Она отклонилась, в лице ее проступило совсем взрослое высокомерие:
– Что?! Вы хотите сказать, могли бы заставить меня? Неужели вам это было бы в радость? Нет! Вы же не можете быть… таким… если она вас выбрала…
Матвей пробормотал:
– Многим женщинам… может, всем… нравится небольшое насилие.
– Что значит – небольшое насилие?
Ее тело скользило в его руках, дразня и возбуждая до такой степени, что все мысли растворялись. С усилием собрав остатки воли, Матвей прошептал:
– Не знаешь? Хочешь попробовать?
– По-моему, вы – сумасшедший, – шепнула Нина, даже не испугавшись. И посмотрела на оставленный ими столик: – Ее вы хлещете плеткой? Она для этого ушла к вам от них? Не может быть…
– А ты знаешь о плетках?
– Видела в каком-то фильме, – серьезно ответила она, рассмешив его.
Удержав улыбку, Матвей спросил:
– Боишься плетки?
Теперь она рассмеялась:
– Это какой-то бред – все, что вы говорите. Это не из моей жизни.
– Из твоей. Уже из твоей, – выдохнул Матвей, едва удержавшись, чтобы не укусить ее в шею. – Ты еще просто не знаешь себя. Никто не раскрыл тебя.
Нина поморщилась, отклонившись. Его это напугало: «Неужели от меня воняет?»
– Вам хочется найти во мне плохое? Конечно, оно есть. Во всех есть, – она добавила, как бы оправдываясь: – Я люблю Достоевского… Только разве человек не должен бороться с этим?
– Зачем? Зачем же бороться? Иногда плохое… Нет, не плохое, но немножко грешное добавляет жизни остроты. Или тебе нравится безвкусная, пресная жизнь?
– Мне нравится человеческая жизнь, – сухо отозвалась Нина. – Как у моих родителей. Они всегда улыбались, когда видели друг друга. Всегда.
На ее лице улыбки не было. Матвею захотелось добиться хотя бы гримасы, раз уж от другого ее губы отказываются. Теперь ему зверски хотелось причинить Нине боль. Настоящую, проникающую вглубь, до самого нутра. И остающуюся там навсегда. Чтобы запомнила…
Он начинал думать, что у него нет другого выхода.

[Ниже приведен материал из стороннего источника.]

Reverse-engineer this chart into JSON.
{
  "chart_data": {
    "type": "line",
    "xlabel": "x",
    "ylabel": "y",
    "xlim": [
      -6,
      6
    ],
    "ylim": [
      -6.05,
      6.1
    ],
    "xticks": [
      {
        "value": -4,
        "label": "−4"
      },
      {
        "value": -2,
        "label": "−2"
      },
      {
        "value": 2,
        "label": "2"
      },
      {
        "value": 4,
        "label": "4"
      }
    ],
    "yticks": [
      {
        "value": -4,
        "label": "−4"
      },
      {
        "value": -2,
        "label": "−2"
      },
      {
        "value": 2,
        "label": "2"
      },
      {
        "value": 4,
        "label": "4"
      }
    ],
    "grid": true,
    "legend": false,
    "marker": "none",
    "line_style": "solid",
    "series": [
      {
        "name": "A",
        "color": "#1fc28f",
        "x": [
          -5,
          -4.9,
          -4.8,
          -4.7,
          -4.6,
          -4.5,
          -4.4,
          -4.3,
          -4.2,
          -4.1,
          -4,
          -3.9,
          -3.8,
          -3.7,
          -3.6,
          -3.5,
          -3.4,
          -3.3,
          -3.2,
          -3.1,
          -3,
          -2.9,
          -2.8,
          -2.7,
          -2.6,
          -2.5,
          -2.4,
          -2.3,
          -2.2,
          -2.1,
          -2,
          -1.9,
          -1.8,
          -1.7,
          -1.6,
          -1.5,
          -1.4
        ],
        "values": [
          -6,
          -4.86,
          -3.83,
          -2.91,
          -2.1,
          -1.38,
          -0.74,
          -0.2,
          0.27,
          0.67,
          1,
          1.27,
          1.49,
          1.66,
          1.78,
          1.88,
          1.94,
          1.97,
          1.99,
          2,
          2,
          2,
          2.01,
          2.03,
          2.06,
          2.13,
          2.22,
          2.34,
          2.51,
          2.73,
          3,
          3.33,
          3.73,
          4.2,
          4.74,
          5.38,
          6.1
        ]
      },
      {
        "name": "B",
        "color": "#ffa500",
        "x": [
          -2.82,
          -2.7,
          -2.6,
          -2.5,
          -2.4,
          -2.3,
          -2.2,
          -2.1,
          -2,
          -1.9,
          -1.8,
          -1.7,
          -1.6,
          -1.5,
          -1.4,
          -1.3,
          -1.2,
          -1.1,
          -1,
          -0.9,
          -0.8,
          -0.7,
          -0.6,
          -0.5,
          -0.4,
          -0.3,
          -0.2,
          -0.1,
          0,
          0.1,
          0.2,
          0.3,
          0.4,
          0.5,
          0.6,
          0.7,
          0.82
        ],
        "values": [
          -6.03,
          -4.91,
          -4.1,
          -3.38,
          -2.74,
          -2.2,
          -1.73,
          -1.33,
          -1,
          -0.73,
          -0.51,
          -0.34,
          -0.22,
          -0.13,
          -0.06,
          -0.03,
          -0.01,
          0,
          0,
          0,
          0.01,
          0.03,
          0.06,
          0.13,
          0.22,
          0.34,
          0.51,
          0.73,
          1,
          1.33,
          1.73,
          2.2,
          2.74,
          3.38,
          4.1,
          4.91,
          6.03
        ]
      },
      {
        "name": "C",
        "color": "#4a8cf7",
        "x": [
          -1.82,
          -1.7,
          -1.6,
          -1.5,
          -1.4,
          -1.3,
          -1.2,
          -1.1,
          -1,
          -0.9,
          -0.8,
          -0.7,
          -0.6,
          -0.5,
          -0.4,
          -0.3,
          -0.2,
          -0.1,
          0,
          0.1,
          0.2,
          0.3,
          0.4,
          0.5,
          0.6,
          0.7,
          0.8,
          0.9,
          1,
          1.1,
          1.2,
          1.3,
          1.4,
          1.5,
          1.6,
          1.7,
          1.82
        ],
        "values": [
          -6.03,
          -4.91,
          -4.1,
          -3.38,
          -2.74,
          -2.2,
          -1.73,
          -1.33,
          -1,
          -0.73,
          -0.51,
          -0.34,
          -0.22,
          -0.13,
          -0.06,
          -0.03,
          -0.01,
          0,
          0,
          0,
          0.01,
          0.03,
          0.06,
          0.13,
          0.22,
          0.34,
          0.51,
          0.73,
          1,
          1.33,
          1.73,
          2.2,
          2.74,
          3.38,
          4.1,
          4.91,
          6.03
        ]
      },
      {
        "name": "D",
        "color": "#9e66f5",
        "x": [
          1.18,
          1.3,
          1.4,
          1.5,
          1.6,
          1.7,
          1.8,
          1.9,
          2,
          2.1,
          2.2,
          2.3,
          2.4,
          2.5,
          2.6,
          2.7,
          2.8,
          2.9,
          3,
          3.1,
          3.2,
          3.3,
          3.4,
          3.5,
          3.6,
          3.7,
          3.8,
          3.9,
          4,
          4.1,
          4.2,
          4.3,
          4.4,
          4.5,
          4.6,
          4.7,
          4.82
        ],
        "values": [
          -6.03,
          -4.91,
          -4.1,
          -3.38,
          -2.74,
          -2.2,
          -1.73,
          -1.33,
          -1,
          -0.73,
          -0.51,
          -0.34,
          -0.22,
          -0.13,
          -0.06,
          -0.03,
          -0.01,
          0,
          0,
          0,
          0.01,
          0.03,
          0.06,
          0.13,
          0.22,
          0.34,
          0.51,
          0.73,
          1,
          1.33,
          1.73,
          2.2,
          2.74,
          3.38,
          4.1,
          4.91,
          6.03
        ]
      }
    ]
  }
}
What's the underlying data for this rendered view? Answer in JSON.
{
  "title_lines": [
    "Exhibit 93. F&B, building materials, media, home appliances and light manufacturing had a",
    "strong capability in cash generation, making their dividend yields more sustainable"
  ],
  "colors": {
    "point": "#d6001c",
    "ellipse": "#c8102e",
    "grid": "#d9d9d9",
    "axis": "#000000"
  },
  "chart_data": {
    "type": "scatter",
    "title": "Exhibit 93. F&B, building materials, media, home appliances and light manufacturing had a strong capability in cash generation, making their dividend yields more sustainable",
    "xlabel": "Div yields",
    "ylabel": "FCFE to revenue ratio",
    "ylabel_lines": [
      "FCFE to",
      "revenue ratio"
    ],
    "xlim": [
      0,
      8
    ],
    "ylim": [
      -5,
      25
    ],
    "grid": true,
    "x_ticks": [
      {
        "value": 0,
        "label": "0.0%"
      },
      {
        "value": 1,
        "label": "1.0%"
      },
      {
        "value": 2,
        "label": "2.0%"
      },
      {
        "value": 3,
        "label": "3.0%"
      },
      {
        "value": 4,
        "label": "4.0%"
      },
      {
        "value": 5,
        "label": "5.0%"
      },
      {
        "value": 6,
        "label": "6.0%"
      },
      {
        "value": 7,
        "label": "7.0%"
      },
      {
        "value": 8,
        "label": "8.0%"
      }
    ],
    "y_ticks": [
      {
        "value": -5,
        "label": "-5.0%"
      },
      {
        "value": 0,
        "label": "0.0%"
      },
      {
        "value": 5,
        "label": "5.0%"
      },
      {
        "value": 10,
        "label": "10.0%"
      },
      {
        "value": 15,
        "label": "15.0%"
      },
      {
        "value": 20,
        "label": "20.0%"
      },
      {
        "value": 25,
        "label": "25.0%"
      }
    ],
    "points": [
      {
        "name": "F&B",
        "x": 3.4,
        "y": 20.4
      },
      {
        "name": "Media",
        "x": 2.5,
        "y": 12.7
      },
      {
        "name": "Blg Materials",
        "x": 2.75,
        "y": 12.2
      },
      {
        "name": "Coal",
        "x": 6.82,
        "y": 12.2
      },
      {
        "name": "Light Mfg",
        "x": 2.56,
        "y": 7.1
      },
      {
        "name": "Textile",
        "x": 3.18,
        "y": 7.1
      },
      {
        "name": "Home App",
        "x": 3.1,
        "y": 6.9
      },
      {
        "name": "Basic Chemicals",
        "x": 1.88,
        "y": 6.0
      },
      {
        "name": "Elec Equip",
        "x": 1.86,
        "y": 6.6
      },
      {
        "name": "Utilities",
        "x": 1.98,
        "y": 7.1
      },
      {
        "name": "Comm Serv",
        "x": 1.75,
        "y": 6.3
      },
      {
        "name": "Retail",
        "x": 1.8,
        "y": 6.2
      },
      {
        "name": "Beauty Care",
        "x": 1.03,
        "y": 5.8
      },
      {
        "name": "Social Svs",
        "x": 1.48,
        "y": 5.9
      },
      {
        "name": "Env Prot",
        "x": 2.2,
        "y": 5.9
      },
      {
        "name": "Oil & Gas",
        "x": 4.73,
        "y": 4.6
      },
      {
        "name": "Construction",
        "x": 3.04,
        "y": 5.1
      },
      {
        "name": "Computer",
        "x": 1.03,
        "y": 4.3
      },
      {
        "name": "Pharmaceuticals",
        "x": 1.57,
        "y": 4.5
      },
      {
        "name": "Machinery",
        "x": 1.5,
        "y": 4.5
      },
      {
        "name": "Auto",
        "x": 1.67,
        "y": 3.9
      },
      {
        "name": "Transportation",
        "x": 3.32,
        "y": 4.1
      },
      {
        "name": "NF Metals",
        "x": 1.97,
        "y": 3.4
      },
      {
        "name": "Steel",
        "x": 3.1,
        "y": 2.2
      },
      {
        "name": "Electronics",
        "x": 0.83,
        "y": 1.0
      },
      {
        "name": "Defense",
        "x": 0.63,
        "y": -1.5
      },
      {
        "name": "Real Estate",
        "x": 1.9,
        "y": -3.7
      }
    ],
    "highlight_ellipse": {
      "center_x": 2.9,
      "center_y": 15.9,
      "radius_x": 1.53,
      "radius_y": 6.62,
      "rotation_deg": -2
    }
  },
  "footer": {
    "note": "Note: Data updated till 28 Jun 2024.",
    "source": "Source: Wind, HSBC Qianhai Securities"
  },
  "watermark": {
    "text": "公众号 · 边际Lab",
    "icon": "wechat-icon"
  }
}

Раньше она и вообразить не могла, что можно чувствовать себя настолько счастливой оттого, что тебя позвали клеить обои. Размашисто водя кистью, Маша намазывала полосы клеем и выносила их в коридор, чтобы полежали и хорошенько пропитались. Затем, подоспевшие, подавала их Аркадию.